La escucha de un cantante desafinado nos resulta desagradable, debido en buena parte a los efectos inmediatos que ese sonido desencadena en nuestro cerebro -esta es la conclusión que ahora nos ofrecen los neurólogos para explicar los resultados que genera una exposición a tales desastres artísticos.

La Ciencia ya conocía bien los efectos cerebrales que ocasionan diversos elementos de la música, como el ritmo, la letra de una canción o su tono. De hecho, muchos de esos efectos son beneficiosos, como la inducción a un estado de excitación mediante la generación de dopamina (explicada con genialidad en este vídeo de AsapSCIENCE), o la sensación de fortaleza personal que aumenta al escuchar música rica en frecuencias graves.

Un cantante fuera de tono afecta a tu cerebro, realmente

Lo interesante ahora es que la Ciencia también nos aporta una explicación neurológica para entender los efectos de rechazo que desencadena en tu cerebro la escucha de un cantante desafinado en su nefasta actuación.

«Nuestro cerebro busca patrones de seguridad. A lo largo de la vida, vamos definiendo qué es para nosotros cantar bien. Y cuando ese patrón no se repite, la sensación resulta desagradable», comenta Carlos Tejero Juste, neurólogo del hospital Lozano Blesa de Zaragoza y Vocal de comunicación de la Sociedad Española de Neurología.

La conclusión inmediata es que esa sensación resulta más o menos desagradable en función de tu experiencia de escucha de buenos y malos cantantes: «Hay personas más sensibles a una voz desafinada, igual que otras son menos tolerantes al desorden de una casa, por ejemplo. Pero el origen del rechazo es el mismo: el temor».

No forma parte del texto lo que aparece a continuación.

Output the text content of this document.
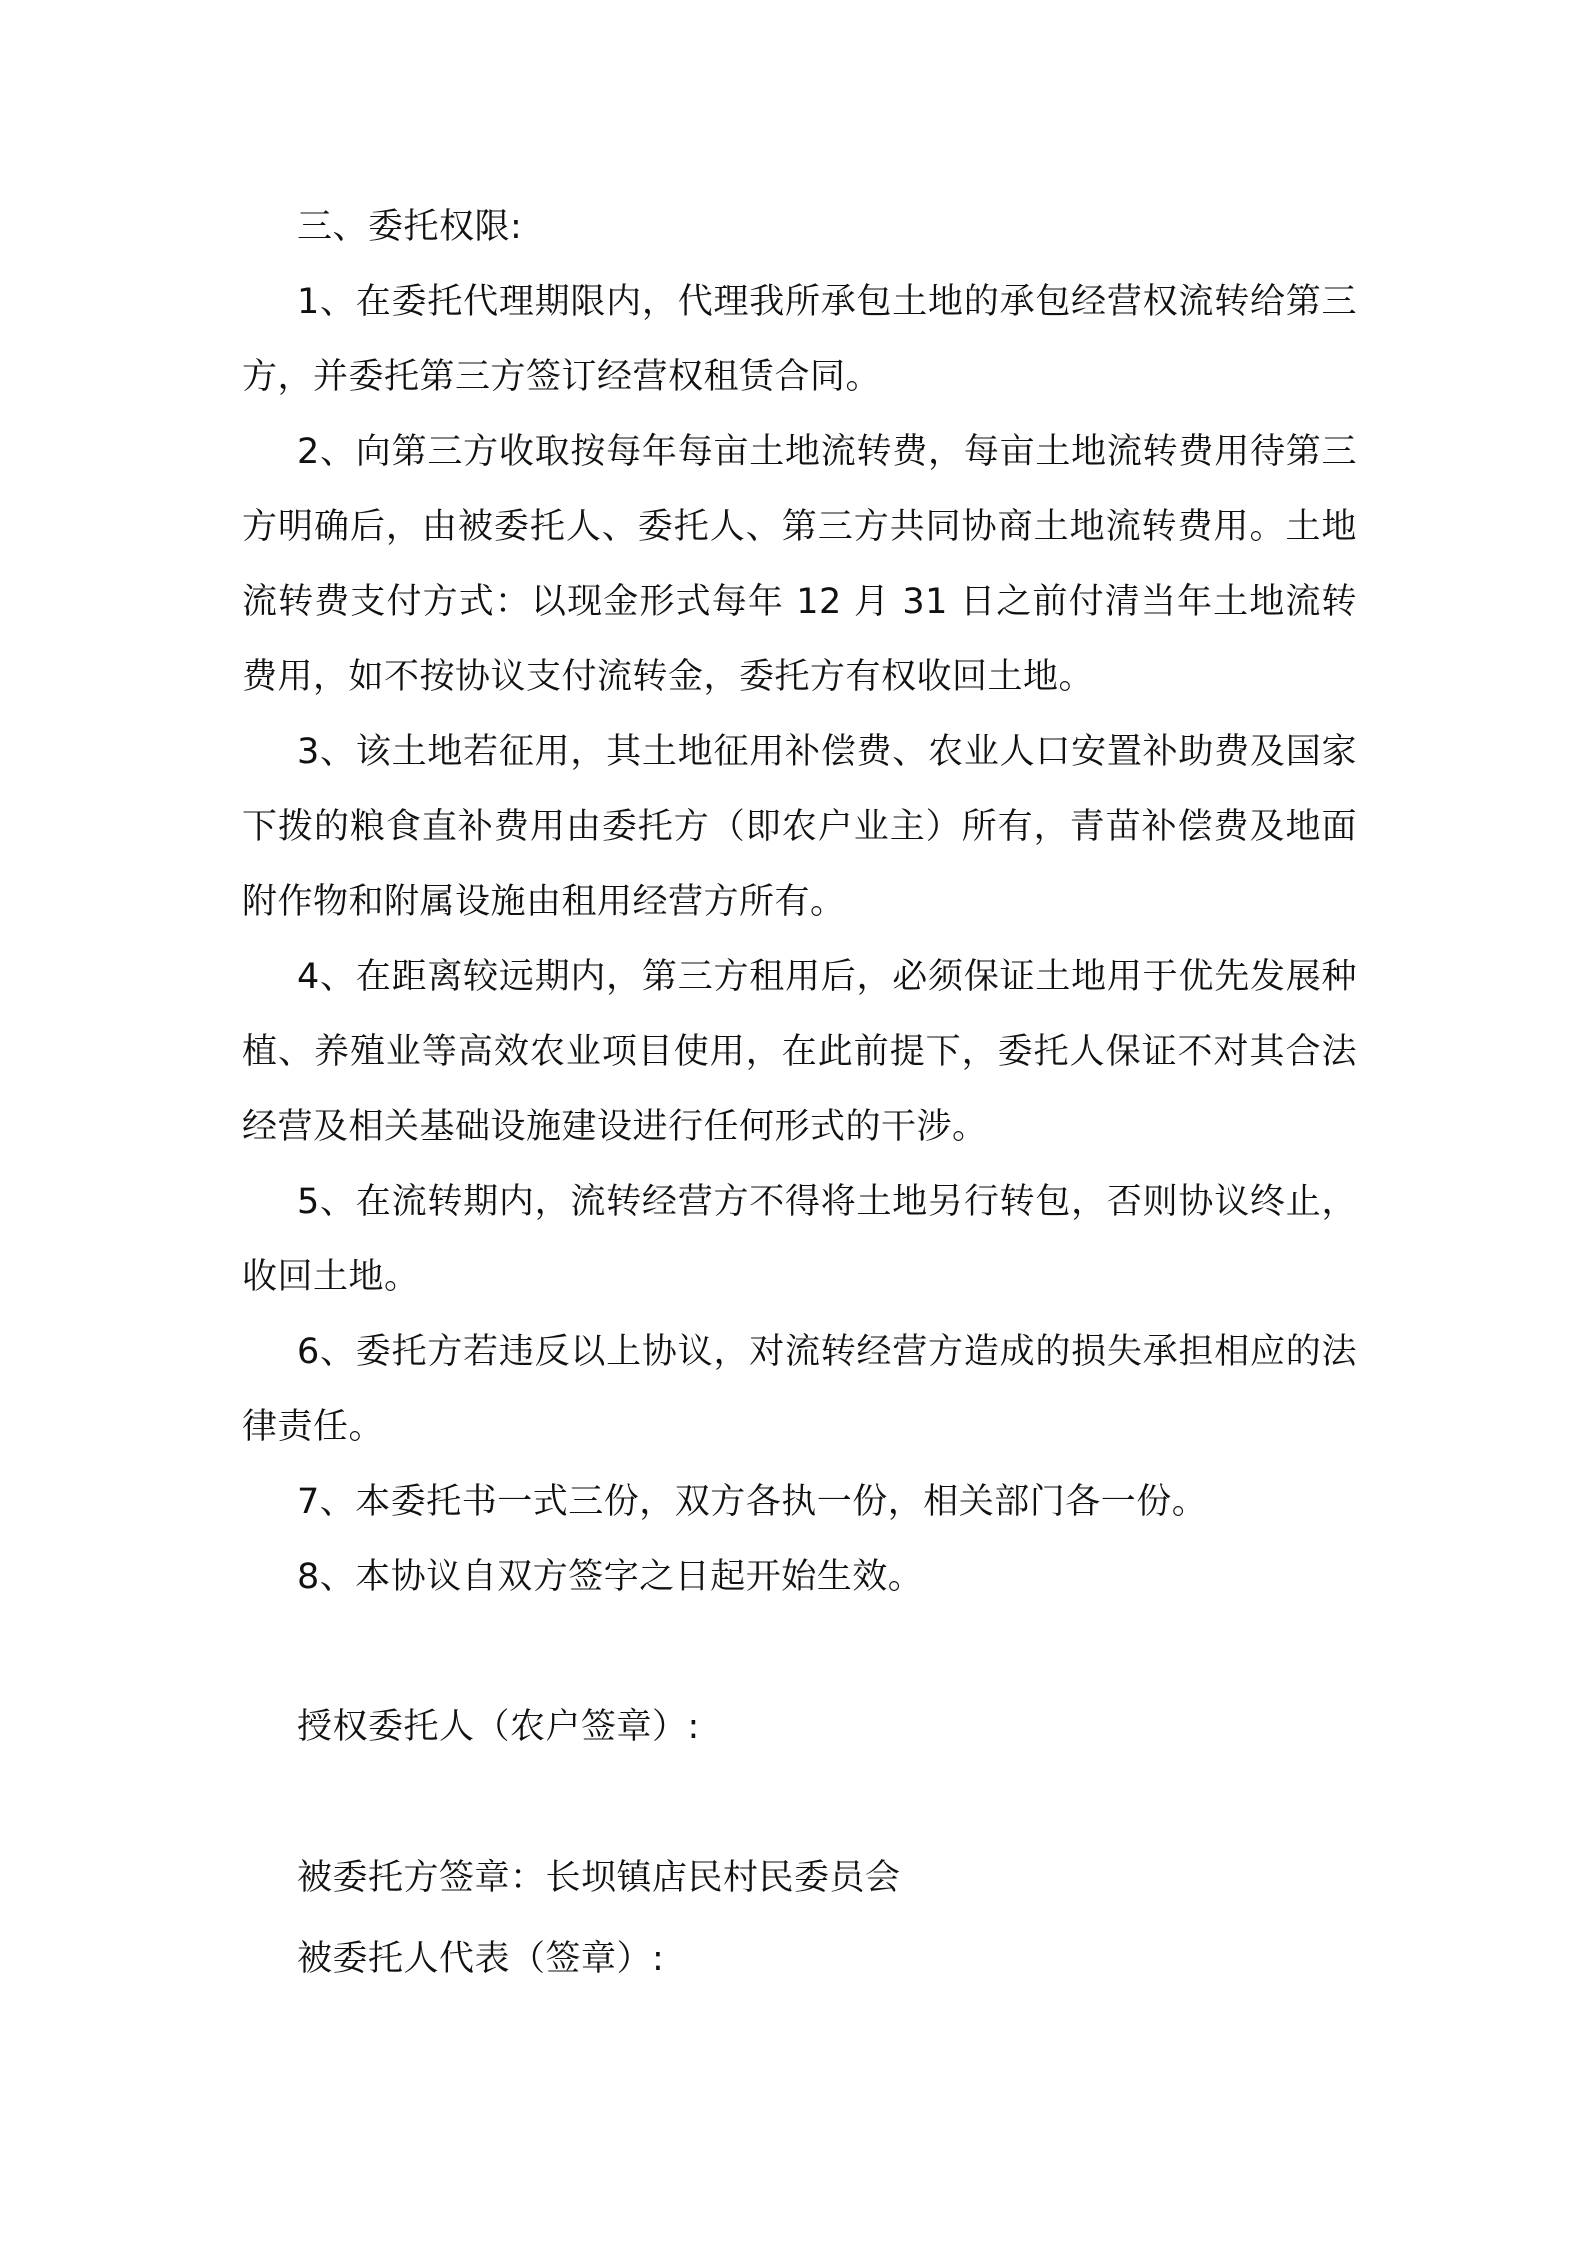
三、委托权限:

1、在委托代理期限内，代理我所承包土地的承包经营权流转给第三方，并委托第三方签订经营权租赁合同。

2、向第三方收取按每年每亩土地流转费，每亩土地流转费用待第三方明确后，由被委托人、委托人、第三方共同协商土地流转费用。土地流转费支付方式：以现金形式每年 12 月 31 日之前付清当年土地流转费用，如不按协议支付流转金，委托方有权收回土地。

3、该土地若征用，其土地征用补偿费、农业人口安置补助费及国家下拨的粮食直补费用由委托方（即农户业主）所有，青苗补偿费及地面附作物和附属设施由租用经营方所有。

4、在距离较远期内，第三方租用后，必须保证土地用于优先发展种植、养殖业等高效农业项目使用，在此前提下，委托人保证不对其合法经营及相关基础设施建设进行任何形式的干涉。

5、在流转期内，流转经营方不得将土地另行转包，否则协议终止，收回土地。

6、委托方若违反以上协议，对流转经营方造成的损失承担相应的法律责任。

7、本委托书一式三份，双方各执一份，相关部门各一份。

8、本协议自双方签字之日起开始生效。

授权委托人（农户签章）:
被委托方签章：长坝镇店民村民委员会
被委托人代表（签章）:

Quizá hayas sentido algo similar al escuchar, por primera vez, a un cantante con un marcado estilo personal que escapa de los cánones. La primera vez que escuchamos a Shakira con sus inflexiones o a Dolores O’Riordan en su éxito Zombie con The Cranberries -por citar dos casos-, sentimos ese ‘temor’ a la experiencia desconocida de escucha (bromas aparte), que se fue tornando en algo agradable con sucesivas exposiciones.

Acostumbrándote a tu propia voz

Lo que no alcanzábamos a entender es cómo un cantante desafinado consigue acostumbrarse a su propia voz. «Nos acostumbramos rápido a la gente que canta mal. Por ejemplo, a tu pareja: tras escucharlo muchas veces, quizá no llegue a gustarte, pero desaparecerá el repudio», añade Tejero Juste. Así las cosas, alguien que siempre cante fuera de tono conseguirá modelar su sentimiento de temor, y consecuentemente su «patrón de seguridad», para sobrellevar literalmente su torpeza artística.

Carlos Tejero aconseja una buena postura ante situaciones como la anterior, y muchas otras que aplican a nuestra concepción última de la creación musical: “Tenemos que crear nuevas conexiones [neuronales], abrirnos a nuevas vías, mirar de frente a los problemas nuevos y encontrar soluciones -lo mejor para que nuestro cerebro funcione es combinar los ejercicios mentales con las sensaciones”.

En cualquier caso, todas estas explicaciones convenientes nos vienen al pelo para entender cómo narices fuimos capaces de aguantar una hora de concierto de ese amigo de la infancia, o la obra musical de fin de curso con canciones interpretadas por los niños del pasado verano. Seguro que, ampliando sus patrones de seguridad, todos ellos acabarán cantando muy bien si deciden seguir por ese camino.